The next step in this workflow downloads the relevant pathways from WikiPathways in Cytoscape; see Sect. 73.4.1 and 73.4.2 for further details. When moving to a network tool, more advanced analysis approaches can be used. The chemical data can be visualized on the nodes in the network, while the edges (interactions between nodes) can be used to visualize fluxomic data (if available). After the data has been added, interpretation can be facilitated by additional features in Cytoscape, such as visualizing the chemical structure of the compounds, connecting several pathways (as networks) to obtain a more complete overview, adding other experimental data (e.g., transcriptomics; see Sect. 73.4.1), or expanding the network with biological knowledge from other databases (see Sect. 73.4.2).

Limitations

Every type of data analysis comes with its own set of limitations.
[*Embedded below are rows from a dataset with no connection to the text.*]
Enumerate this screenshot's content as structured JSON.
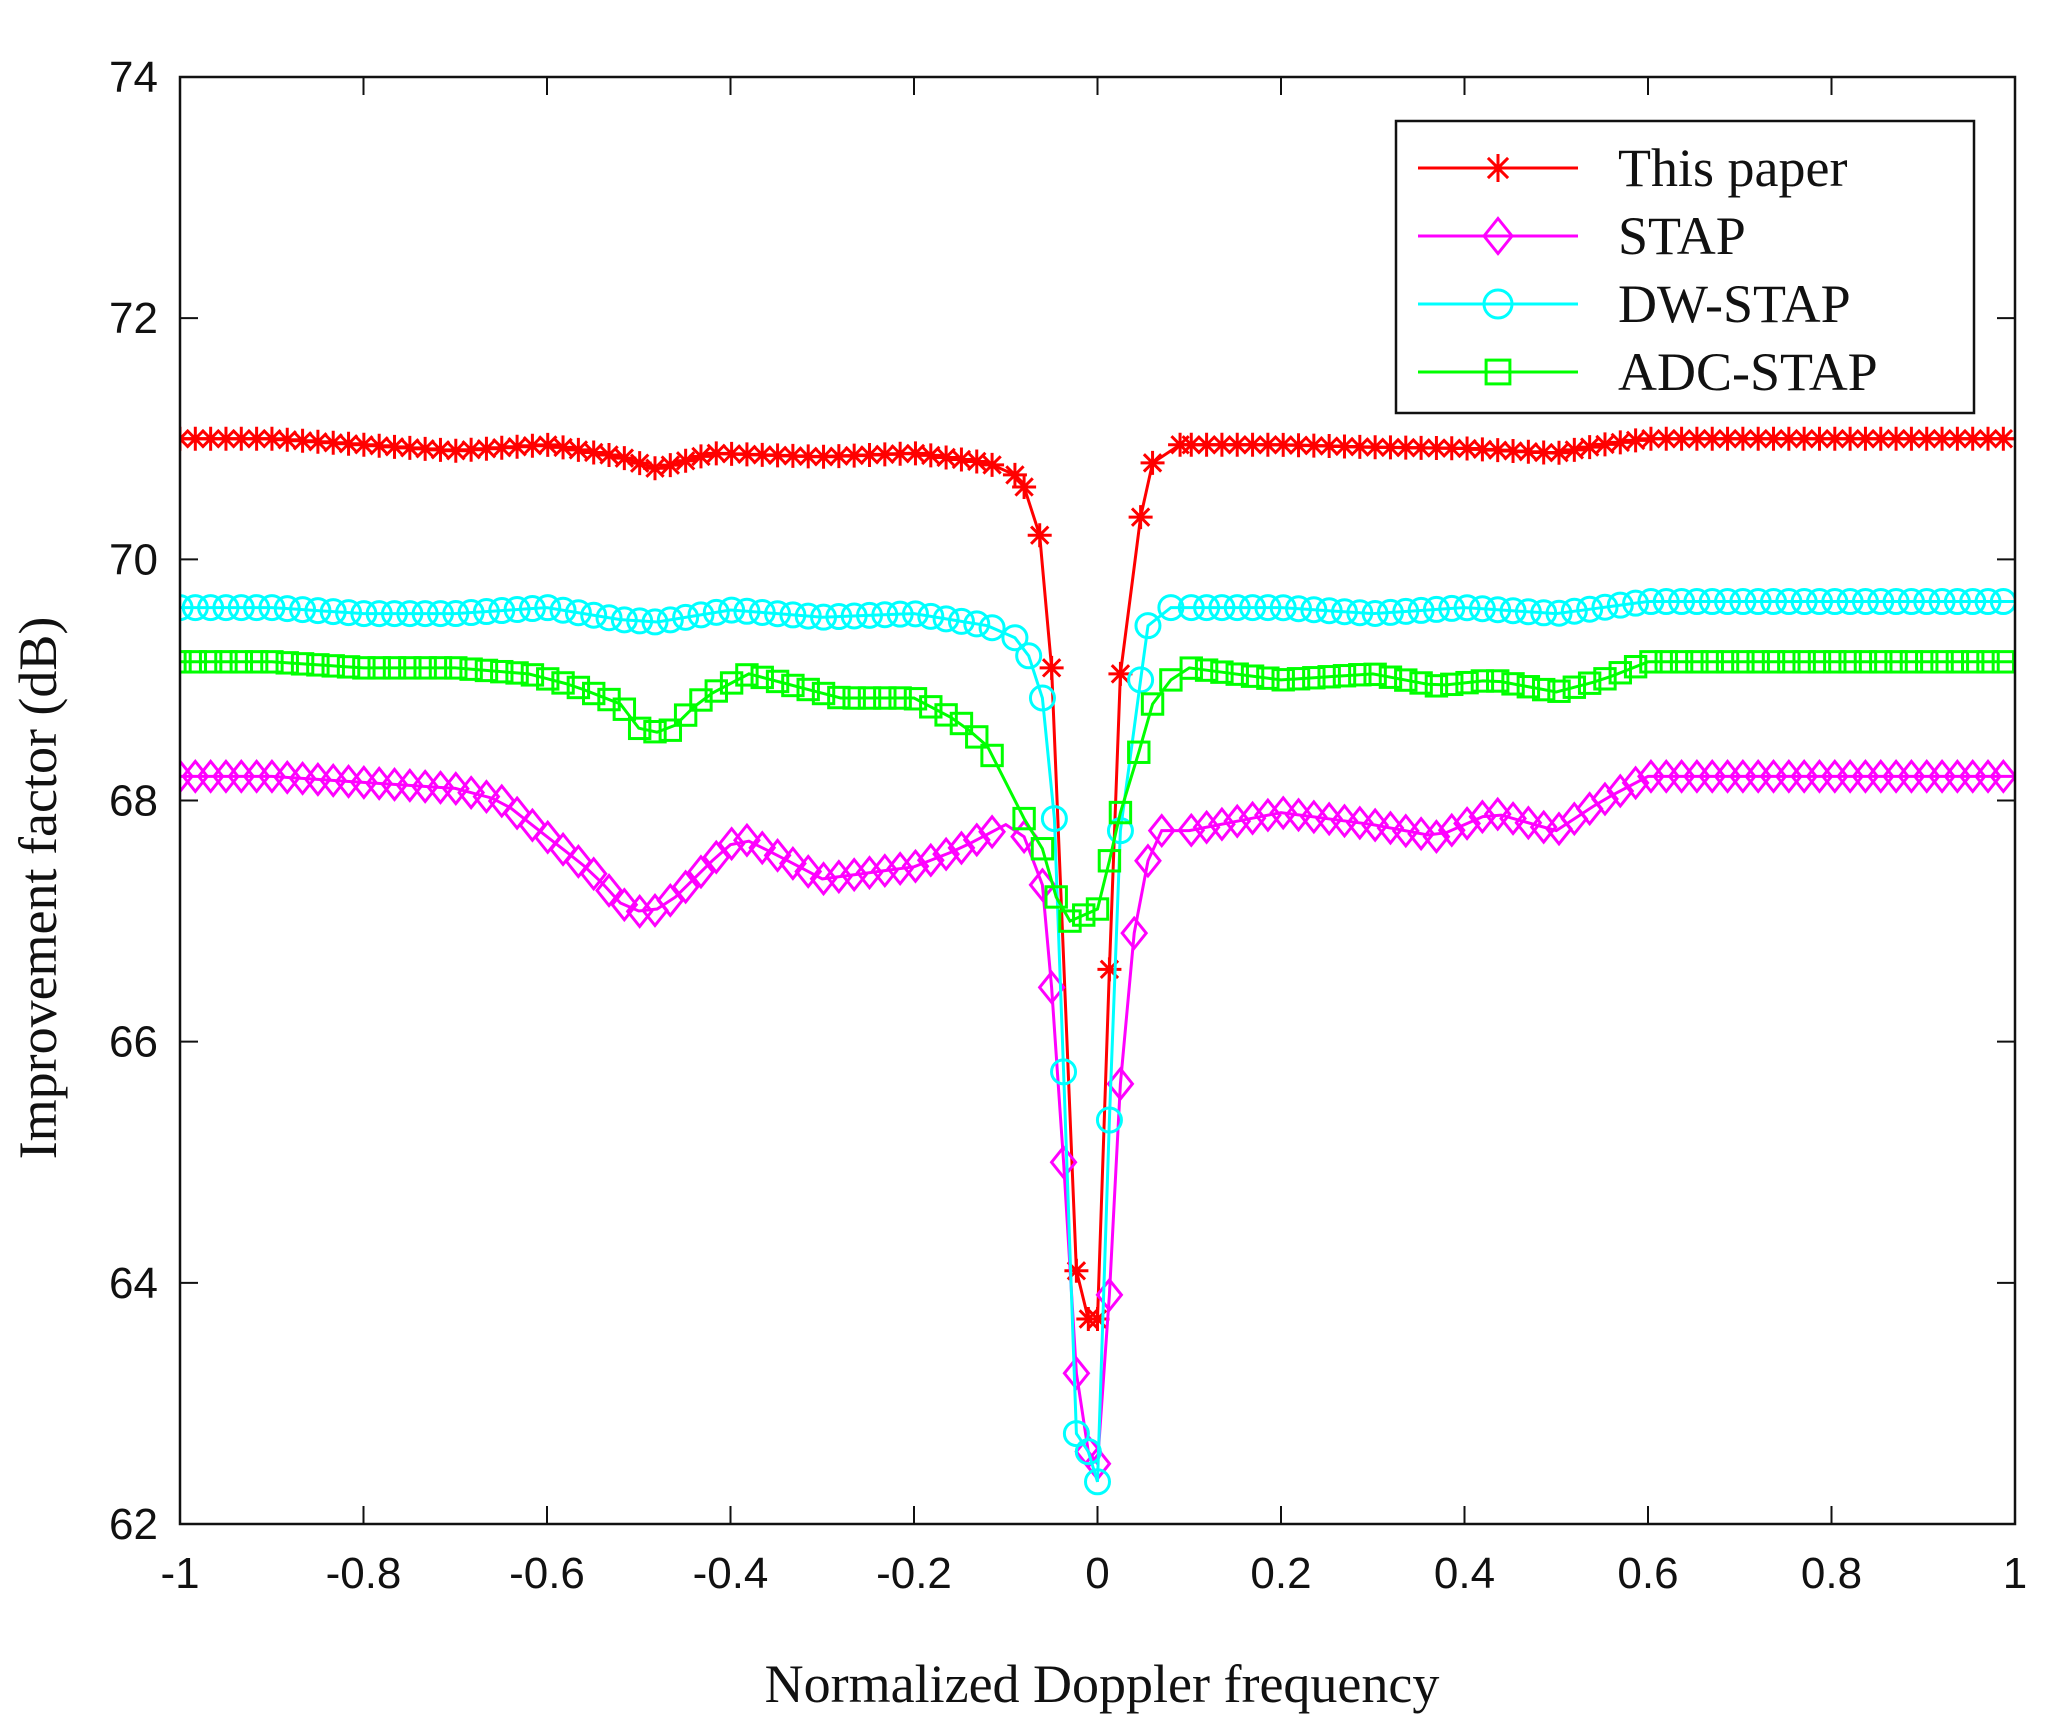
{
  "chart_data": {
    "type": "line",
    "xlabel": "Normalized Doppler frequency",
    "ylabel": "Improvement factor (dB)",
    "xlim": [
      -1,
      1
    ],
    "ylim": [
      62,
      74
    ],
    "xticks": [
      -1,
      -0.8,
      -0.6,
      -0.4,
      -0.2,
      0,
      0.2,
      0.4,
      0.6,
      0.8,
      1
    ],
    "xtick_labels": [
      "-1",
      "-0.8",
      "-0.6",
      "-0.4",
      "-0.2",
      "0",
      "0.2",
      "0.4",
      "0.6",
      "0.8",
      "1"
    ],
    "yticks": [
      62,
      64,
      66,
      68,
      70,
      72,
      74
    ],
    "ytick_labels": [
      "62",
      "64",
      "66",
      "68",
      "70",
      "72",
      "74"
    ],
    "grid": false,
    "legend_position": "top-right",
    "series": [
      {
        "name": "This paper",
        "color": "#ff0000",
        "marker": "asterisk",
        "points": [
          [
            -1,
            71.0
          ],
          [
            -0.9,
            71.0
          ],
          [
            -0.8,
            70.95
          ],
          [
            -0.7,
            70.9
          ],
          [
            -0.6,
            70.95
          ],
          [
            -0.52,
            70.85
          ],
          [
            -0.48,
            70.75
          ],
          [
            -0.42,
            70.88
          ],
          [
            -0.3,
            70.85
          ],
          [
            -0.2,
            70.88
          ],
          [
            -0.12,
            70.8
          ],
          [
            -0.09,
            70.7
          ],
          [
            -0.08,
            70.6
          ],
          [
            -0.063,
            70.2
          ],
          [
            -0.05,
            69.1
          ],
          [
            -0.023,
            64.1
          ],
          [
            -0.01,
            63.7
          ],
          [
            0.0,
            63.7
          ],
          [
            0.013,
            66.6
          ],
          [
            0.025,
            69.05
          ],
          [
            0.047,
            70.35
          ],
          [
            0.06,
            70.8
          ],
          [
            0.09,
            70.95
          ],
          [
            0.2,
            70.95
          ],
          [
            0.3,
            70.93
          ],
          [
            0.4,
            70.92
          ],
          [
            0.5,
            70.88
          ],
          [
            0.55,
            70.95
          ],
          [
            0.6,
            71.0
          ],
          [
            0.8,
            71.0
          ],
          [
            1,
            71.0
          ]
        ]
      },
      {
        "name": "STAP",
        "color": "#ff00ff",
        "marker": "diamond",
        "points": [
          [
            -1,
            68.2
          ],
          [
            -0.9,
            68.2
          ],
          [
            -0.8,
            68.15
          ],
          [
            -0.7,
            68.1
          ],
          [
            -0.65,
            68.0
          ],
          [
            -0.6,
            67.7
          ],
          [
            -0.55,
            67.4
          ],
          [
            -0.52,
            67.15
          ],
          [
            -0.49,
            67.05
          ],
          [
            -0.46,
            67.2
          ],
          [
            -0.42,
            67.5
          ],
          [
            -0.39,
            67.7
          ],
          [
            -0.35,
            67.55
          ],
          [
            -0.3,
            67.35
          ],
          [
            -0.2,
            67.45
          ],
          [
            -0.15,
            67.6
          ],
          [
            -0.1,
            67.8
          ],
          [
            -0.08,
            67.7
          ],
          [
            -0.06,
            67.3
          ],
          [
            -0.05,
            66.45
          ],
          [
            -0.037,
            65.0
          ],
          [
            -0.023,
            63.25
          ],
          [
            -0.01,
            62.6
          ],
          [
            0.0,
            62.5
          ],
          [
            0.013,
            63.9
          ],
          [
            0.025,
            65.65
          ],
          [
            0.04,
            66.9
          ],
          [
            0.055,
            67.5
          ],
          [
            0.07,
            67.75
          ],
          [
            0.1,
            67.75
          ],
          [
            0.2,
            67.9
          ],
          [
            0.3,
            67.8
          ],
          [
            0.37,
            67.7
          ],
          [
            0.43,
            67.9
          ],
          [
            0.5,
            67.75
          ],
          [
            0.55,
            68.0
          ],
          [
            0.6,
            68.2
          ],
          [
            0.7,
            68.2
          ],
          [
            0.8,
            68.2
          ],
          [
            1,
            68.2
          ]
        ]
      },
      {
        "name": "DW-STAP",
        "color": "#00ffff",
        "marker": "circle",
        "points": [
          [
            -1,
            69.6
          ],
          [
            -0.9,
            69.6
          ],
          [
            -0.8,
            69.55
          ],
          [
            -0.7,
            69.55
          ],
          [
            -0.6,
            69.6
          ],
          [
            -0.52,
            69.5
          ],
          [
            -0.48,
            69.48
          ],
          [
            -0.4,
            69.58
          ],
          [
            -0.3,
            69.52
          ],
          [
            -0.2,
            69.55
          ],
          [
            -0.12,
            69.45
          ],
          [
            -0.09,
            69.35
          ],
          [
            -0.075,
            69.2
          ],
          [
            -0.06,
            68.85
          ],
          [
            -0.047,
            67.85
          ],
          [
            -0.037,
            65.75
          ],
          [
            -0.023,
            62.75
          ],
          [
            -0.01,
            62.6
          ],
          [
            0.0,
            62.35
          ],
          [
            0.013,
            65.35
          ],
          [
            0.025,
            67.75
          ],
          [
            0.047,
            69.0
          ],
          [
            0.055,
            69.45
          ],
          [
            0.08,
            69.6
          ],
          [
            0.2,
            69.6
          ],
          [
            0.3,
            69.55
          ],
          [
            0.4,
            69.6
          ],
          [
            0.5,
            69.55
          ],
          [
            0.55,
            69.6
          ],
          [
            0.6,
            69.65
          ],
          [
            0.8,
            69.65
          ],
          [
            1,
            69.65
          ]
        ]
      },
      {
        "name": "ADC-STAP",
        "color": "#00ff00",
        "marker": "square",
        "points": [
          [
            -1,
            69.15
          ],
          [
            -0.9,
            69.15
          ],
          [
            -0.8,
            69.1
          ],
          [
            -0.7,
            69.1
          ],
          [
            -0.62,
            69.05
          ],
          [
            -0.57,
            68.95
          ],
          [
            -0.52,
            68.8
          ],
          [
            -0.5,
            68.6
          ],
          [
            -0.47,
            68.55
          ],
          [
            -0.43,
            68.85
          ],
          [
            -0.38,
            69.05
          ],
          [
            -0.33,
            68.95
          ],
          [
            -0.28,
            68.85
          ],
          [
            -0.2,
            68.85
          ],
          [
            -0.15,
            68.65
          ],
          [
            -0.12,
            68.45
          ],
          [
            -0.1,
            68.15
          ],
          [
            -0.08,
            67.85
          ],
          [
            -0.06,
            67.6
          ],
          [
            -0.045,
            67.2
          ],
          [
            -0.03,
            67.0
          ],
          [
            -0.015,
            67.05
          ],
          [
            0.0,
            67.1
          ],
          [
            0.013,
            67.5
          ],
          [
            0.025,
            67.9
          ],
          [
            0.045,
            68.4
          ],
          [
            0.06,
            68.8
          ],
          [
            0.08,
            69.0
          ],
          [
            0.1,
            69.1
          ],
          [
            0.2,
            69.0
          ],
          [
            0.3,
            69.05
          ],
          [
            0.37,
            68.95
          ],
          [
            0.43,
            69.0
          ],
          [
            0.5,
            68.9
          ],
          [
            0.55,
            69.0
          ],
          [
            0.6,
            69.15
          ],
          [
            0.8,
            69.15
          ],
          [
            1,
            69.15
          ]
        ]
      }
    ]
  }
}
For pathway analysis, the results depend on the coverage of the selected database (s), the mappings between identifiers from the dataset to the pathway knowledge, the statistics, and cut-off value used for the fold change to discover significant findings. Especially regarding this first issue, WikiPathways is a useful resource, since users can add missing information on pathways and interaction themselves, allowing them and others to use them directly in data analysis. Furthermore, the machine-readable model behind this database is flexible enough to accommodate the needs of researchers from the genetic inheritable metabolic disease research area. We hope that this chapter, as well as the created examples of machine-readable pathways from the figures in this book, provides other users inspiration to add more biological knowledge to databases. For more information on how to model these pathways, please visit help.wikipathways.org.

Conclusions

While regular pathway drawings are a great resource to visualize relevant biological interactions, these figures are not interactive and not directly reusable for data analysis. Understanding how to move from a regular pathway drawing to its machine-readable counterpart is pertinent for creating proper models. As shown in this chapter, having a digital pathway can link to reference databases and allows us to preform data integration and analysis. This will require some time and effort from the side of the user; however once these skills are mastered, adding new information is relatively easy, will decrease other research time needed for data analysis, and aid the research community as a whole.